With average rents in Dublin of between £300 and £500 for a one-bedroom apartment, an asylum-seeker or refugee would have to get a well paid job to make up for losing such secondary benefits.
"There has been a lot of focus on the right to work and problems in relation to reception, but virtually nothing about the long-term integration of refugees and asylum-seekers in Ireland," says Mr Watt. "There needs to be a much more overall approach to the process of integration which looks at a whole variety of issues such as education and access to language and training and also just survival."
Another asylum-seeker, who did not want to be named, is a qualified accountant and is looking for a job. He said it was a matter of pride for him to find work and try to play a role in society.
He said: "Asylum-seekers could be trained to do work that would be useful for the Government. The hospitals and the Department of Justice need interpreters, so why not train people to do interpreting jobs in their own language, instead of keeping them living on the dole?"

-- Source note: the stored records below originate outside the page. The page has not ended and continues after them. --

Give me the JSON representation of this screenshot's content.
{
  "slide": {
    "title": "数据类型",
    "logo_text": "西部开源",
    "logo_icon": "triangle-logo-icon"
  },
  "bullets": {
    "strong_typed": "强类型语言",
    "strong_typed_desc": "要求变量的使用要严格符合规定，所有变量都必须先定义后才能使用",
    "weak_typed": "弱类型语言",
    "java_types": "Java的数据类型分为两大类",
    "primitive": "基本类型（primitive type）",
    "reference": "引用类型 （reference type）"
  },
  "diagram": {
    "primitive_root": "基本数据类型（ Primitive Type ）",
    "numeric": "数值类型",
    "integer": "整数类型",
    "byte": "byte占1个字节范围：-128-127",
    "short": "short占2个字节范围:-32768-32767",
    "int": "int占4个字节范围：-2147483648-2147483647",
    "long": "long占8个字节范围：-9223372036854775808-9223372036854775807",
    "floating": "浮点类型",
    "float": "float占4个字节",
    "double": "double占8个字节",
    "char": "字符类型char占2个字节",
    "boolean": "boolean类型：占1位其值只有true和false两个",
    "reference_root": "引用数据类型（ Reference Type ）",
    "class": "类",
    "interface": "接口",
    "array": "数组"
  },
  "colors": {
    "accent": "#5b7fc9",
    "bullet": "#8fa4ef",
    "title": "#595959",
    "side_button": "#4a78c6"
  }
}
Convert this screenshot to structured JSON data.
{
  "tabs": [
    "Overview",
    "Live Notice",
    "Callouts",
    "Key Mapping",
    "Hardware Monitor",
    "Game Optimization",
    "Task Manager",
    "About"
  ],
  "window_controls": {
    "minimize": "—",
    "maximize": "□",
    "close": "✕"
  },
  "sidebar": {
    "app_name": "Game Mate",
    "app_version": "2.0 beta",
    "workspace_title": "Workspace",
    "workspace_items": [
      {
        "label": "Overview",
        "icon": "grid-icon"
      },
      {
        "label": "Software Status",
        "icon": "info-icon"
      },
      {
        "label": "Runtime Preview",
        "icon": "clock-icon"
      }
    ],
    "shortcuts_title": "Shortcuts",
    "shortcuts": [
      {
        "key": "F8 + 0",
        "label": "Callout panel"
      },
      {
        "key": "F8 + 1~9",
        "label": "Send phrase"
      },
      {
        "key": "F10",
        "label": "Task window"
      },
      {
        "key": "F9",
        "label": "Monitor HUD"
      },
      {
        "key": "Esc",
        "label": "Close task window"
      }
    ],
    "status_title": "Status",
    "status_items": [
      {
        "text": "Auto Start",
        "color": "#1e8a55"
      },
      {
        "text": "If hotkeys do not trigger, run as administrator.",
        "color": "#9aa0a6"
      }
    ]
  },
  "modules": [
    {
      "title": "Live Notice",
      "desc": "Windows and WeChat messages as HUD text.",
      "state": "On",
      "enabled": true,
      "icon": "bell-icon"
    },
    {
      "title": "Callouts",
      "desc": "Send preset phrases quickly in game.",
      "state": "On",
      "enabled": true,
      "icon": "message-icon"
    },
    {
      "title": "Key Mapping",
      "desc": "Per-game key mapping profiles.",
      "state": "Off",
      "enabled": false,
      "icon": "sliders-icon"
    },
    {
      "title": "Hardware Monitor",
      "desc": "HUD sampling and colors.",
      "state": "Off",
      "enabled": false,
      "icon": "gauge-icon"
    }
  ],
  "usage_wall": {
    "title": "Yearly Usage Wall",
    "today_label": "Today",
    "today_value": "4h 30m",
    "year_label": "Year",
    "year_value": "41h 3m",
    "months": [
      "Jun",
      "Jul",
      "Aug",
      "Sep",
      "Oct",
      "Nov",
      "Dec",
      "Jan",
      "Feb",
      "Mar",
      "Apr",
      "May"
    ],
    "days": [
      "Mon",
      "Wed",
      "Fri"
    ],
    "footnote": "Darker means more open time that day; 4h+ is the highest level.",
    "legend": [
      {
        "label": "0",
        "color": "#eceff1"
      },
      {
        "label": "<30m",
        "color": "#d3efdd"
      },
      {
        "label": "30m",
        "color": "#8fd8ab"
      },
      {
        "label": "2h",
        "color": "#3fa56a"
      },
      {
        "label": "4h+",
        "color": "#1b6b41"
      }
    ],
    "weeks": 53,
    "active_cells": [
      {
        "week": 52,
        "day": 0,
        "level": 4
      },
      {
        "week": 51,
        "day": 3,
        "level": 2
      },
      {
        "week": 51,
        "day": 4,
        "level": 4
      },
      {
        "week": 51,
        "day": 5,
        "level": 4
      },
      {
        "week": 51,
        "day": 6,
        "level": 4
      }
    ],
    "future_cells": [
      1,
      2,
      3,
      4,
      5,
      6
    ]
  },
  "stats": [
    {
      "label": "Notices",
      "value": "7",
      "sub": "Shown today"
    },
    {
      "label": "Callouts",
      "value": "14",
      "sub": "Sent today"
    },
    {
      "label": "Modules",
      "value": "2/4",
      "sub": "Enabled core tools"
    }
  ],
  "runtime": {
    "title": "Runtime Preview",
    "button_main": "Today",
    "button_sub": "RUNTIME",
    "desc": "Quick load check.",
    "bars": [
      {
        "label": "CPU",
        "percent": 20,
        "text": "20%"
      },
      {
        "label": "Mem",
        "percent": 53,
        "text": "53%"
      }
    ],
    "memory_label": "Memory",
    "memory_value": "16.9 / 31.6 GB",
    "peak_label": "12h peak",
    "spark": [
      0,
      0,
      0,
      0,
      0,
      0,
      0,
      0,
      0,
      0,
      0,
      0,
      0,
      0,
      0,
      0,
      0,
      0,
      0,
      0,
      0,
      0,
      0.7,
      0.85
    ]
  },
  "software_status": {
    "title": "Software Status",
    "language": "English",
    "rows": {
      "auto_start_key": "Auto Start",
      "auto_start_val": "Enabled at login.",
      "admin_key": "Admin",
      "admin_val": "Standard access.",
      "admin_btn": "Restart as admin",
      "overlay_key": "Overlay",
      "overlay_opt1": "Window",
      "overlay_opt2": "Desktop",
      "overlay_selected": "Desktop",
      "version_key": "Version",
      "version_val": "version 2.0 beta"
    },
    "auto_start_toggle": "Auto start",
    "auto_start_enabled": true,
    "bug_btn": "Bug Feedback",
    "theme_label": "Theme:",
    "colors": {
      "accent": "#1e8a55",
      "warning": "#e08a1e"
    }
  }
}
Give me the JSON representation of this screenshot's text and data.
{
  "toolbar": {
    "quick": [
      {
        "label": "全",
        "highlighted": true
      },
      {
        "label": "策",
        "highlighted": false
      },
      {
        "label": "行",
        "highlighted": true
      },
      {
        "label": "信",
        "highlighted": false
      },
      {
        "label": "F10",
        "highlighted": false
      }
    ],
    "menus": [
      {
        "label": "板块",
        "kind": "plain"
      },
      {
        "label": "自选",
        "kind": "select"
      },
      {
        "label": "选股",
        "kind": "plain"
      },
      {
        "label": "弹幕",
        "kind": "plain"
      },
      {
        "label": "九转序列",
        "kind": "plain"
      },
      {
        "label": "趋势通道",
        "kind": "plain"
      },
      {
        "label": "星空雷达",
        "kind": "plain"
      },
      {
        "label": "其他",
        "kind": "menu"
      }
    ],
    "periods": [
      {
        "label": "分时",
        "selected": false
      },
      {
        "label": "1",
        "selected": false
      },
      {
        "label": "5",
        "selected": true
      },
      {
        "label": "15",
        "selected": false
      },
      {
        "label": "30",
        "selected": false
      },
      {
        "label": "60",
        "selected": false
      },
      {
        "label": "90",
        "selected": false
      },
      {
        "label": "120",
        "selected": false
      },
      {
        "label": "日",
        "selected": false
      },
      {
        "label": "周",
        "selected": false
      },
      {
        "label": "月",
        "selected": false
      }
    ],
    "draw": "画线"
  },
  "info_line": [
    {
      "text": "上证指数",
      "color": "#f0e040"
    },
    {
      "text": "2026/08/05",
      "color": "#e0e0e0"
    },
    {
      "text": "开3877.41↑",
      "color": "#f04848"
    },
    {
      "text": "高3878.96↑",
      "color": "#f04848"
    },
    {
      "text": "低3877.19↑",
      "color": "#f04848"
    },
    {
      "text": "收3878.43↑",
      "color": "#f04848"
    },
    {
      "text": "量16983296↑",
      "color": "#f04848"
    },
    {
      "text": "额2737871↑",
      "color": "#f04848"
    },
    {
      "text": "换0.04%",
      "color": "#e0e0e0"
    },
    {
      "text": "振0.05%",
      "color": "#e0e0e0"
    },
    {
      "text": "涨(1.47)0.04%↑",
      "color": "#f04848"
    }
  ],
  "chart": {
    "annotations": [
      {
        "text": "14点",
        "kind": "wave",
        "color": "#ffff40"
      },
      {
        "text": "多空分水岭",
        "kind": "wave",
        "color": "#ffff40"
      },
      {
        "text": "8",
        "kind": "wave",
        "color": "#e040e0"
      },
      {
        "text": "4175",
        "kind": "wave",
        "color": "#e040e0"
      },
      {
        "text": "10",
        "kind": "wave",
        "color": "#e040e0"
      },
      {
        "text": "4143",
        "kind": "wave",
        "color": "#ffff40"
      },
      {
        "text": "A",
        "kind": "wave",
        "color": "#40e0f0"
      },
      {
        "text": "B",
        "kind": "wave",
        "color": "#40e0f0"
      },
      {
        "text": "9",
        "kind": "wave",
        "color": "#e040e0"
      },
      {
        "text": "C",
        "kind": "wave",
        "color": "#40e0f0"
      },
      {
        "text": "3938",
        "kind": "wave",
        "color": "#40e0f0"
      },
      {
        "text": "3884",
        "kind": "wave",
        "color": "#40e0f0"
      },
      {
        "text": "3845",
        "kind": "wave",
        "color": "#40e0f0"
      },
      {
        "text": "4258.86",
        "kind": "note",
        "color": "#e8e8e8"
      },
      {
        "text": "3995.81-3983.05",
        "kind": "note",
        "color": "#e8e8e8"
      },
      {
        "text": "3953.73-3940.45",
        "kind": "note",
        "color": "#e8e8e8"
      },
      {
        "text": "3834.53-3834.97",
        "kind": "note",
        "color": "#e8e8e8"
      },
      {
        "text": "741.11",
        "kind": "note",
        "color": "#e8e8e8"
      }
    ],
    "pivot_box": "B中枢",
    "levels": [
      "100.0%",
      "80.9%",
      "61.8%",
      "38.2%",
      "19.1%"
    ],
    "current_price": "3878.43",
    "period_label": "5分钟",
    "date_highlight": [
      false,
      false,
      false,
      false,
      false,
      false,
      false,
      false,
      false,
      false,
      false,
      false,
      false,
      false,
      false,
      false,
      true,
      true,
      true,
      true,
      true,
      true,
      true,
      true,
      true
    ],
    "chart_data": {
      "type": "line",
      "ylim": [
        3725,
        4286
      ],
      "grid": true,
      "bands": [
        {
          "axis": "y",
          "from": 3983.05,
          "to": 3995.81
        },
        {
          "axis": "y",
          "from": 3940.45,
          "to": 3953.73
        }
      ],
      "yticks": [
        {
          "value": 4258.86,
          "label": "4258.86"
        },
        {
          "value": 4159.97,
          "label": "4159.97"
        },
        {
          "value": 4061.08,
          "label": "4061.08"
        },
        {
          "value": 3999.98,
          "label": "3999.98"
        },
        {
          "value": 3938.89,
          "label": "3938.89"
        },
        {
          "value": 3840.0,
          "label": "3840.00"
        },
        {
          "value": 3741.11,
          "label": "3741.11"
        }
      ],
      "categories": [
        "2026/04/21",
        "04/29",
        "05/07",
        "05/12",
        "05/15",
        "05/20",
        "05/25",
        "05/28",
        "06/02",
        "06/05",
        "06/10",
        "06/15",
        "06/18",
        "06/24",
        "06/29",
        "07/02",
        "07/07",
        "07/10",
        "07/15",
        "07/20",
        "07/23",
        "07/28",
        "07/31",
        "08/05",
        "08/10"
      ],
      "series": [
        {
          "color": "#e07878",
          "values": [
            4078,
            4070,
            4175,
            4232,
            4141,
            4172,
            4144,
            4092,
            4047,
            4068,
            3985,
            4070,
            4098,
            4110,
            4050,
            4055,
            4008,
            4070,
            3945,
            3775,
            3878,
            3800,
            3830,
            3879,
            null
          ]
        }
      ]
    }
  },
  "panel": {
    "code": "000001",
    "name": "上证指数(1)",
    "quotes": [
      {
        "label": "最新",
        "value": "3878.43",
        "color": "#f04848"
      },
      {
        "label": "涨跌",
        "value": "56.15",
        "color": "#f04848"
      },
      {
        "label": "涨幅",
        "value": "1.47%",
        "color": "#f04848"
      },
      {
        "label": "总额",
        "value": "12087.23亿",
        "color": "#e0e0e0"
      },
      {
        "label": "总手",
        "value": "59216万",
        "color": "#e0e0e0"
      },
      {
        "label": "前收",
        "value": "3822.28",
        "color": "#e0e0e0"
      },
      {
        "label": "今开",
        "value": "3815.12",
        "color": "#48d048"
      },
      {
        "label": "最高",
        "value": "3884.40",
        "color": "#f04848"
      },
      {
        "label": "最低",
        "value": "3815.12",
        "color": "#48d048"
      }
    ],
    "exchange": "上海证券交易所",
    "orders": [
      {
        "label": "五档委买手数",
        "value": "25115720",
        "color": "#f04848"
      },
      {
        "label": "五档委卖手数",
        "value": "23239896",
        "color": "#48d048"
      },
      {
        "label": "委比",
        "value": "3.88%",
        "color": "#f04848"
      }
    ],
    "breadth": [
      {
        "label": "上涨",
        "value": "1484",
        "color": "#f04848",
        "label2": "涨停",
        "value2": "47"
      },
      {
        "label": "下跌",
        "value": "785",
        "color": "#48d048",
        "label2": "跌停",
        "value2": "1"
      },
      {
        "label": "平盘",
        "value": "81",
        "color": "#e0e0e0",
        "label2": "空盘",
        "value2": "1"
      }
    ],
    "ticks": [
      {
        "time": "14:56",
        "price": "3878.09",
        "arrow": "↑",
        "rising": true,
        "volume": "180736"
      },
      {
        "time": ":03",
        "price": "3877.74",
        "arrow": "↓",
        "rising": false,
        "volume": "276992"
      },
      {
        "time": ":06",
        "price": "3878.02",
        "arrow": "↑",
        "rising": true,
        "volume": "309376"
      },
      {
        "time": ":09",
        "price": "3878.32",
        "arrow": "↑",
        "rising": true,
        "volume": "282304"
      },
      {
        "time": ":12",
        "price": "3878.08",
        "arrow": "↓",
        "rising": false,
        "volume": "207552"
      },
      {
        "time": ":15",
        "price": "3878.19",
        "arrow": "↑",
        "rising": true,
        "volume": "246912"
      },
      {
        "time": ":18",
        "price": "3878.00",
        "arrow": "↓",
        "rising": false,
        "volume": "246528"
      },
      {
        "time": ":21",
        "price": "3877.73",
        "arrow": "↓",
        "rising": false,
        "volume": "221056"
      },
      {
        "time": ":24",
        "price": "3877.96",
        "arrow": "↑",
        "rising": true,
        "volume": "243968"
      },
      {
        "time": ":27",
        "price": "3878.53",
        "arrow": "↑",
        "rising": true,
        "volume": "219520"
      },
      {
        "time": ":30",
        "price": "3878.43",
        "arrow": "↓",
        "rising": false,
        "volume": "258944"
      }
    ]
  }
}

He answers his own question thus: "The Government's policy is a policy of social exclusion. They don't want the asylum-seekers to integrate as they are going to deport most of them anyway."
Kapinga Mukendi, a Congolese woman living in Tallaght, told yesterday's UNHCR conference that mothers are often unable to help her children with their schoolwork as they have not themselves received any education.
"We were always hearing about the great contribution Irish people make when they emigrate, even becoming the president of America," she said.
"All we are asking is to be able to make a contribution. It says in the Bible that the house that receives guests is a blessed house."